I was going to go on a rant about how encrypting home directories is practically pointless, and you really need full disk encryption if you're worried about people snooping, but was glad to see that the developers know where your info can leak...



PGP's Full Disk Encryption for Mac is a no-brainer... on my admittedly brand-new i7 MBP I can't see any lag or slowness yet I know everything is encrypted.

I do wish it would encrypt RAM during sleep, however.


It's good, but I just wish it wasn't so buggy. It's very annoying how intrusive and buggy it is for such an important piece of software.
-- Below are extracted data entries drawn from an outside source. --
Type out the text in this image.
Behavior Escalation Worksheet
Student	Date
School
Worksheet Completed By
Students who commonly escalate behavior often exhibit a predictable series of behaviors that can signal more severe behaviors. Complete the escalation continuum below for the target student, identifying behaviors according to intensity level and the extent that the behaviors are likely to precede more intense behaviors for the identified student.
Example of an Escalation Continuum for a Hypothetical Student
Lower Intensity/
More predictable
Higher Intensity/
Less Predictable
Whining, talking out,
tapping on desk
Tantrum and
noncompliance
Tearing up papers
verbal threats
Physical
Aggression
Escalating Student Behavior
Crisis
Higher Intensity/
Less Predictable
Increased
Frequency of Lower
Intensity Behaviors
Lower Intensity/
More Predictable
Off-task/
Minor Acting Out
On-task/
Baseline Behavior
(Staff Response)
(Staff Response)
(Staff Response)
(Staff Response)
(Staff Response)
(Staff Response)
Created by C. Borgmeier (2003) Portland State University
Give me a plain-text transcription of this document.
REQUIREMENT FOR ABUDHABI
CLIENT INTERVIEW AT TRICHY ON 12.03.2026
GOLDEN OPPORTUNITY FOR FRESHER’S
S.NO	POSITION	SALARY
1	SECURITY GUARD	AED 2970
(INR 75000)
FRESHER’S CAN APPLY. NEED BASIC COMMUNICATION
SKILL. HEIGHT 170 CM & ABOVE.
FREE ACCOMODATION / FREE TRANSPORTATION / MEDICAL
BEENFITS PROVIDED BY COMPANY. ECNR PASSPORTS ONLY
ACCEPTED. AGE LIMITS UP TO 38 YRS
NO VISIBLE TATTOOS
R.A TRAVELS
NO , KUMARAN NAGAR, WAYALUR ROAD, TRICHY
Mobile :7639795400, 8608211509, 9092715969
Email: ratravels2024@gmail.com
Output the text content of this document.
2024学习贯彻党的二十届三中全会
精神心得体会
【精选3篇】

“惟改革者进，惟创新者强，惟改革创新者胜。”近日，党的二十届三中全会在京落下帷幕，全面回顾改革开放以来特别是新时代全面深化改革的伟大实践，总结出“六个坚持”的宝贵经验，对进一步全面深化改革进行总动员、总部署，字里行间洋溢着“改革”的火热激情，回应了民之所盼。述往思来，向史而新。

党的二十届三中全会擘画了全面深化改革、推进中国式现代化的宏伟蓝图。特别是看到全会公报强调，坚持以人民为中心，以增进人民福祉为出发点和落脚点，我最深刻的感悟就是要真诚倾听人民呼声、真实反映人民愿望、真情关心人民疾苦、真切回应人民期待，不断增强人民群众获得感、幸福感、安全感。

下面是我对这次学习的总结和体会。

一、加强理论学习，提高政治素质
>Except on mac your data can leak into tmp or swap.

Only if you let it: http://docs.info.apple.com/article.html?path=Mac/10.6/en/118...


I would word that as "Only if you don't explicitly disable it". Not trying to be super-pedantic, but I think it's important to note that the default is unencrypted, since most people probably won't change that default, especially when the feature isn't mentioned on the FileVault doc page.

But yeah, flip that switch if you're running OSX.

EDIT: Acutally looks like that is the default on Snow Leopard. Disregard this comment.


kgo may have been referring to how the contents of /private/tmp, /private/var/log and /private/var/tmp are not encrypted and may contain private information, such as com.apple.QuickLook.thumbnailcache.

I've had some success using scripts on the following website to plug these holes, but recently, I have been more concerned with my data's survivability than my privacy. Once that grad degree is done, I hope to return to a more secure approach.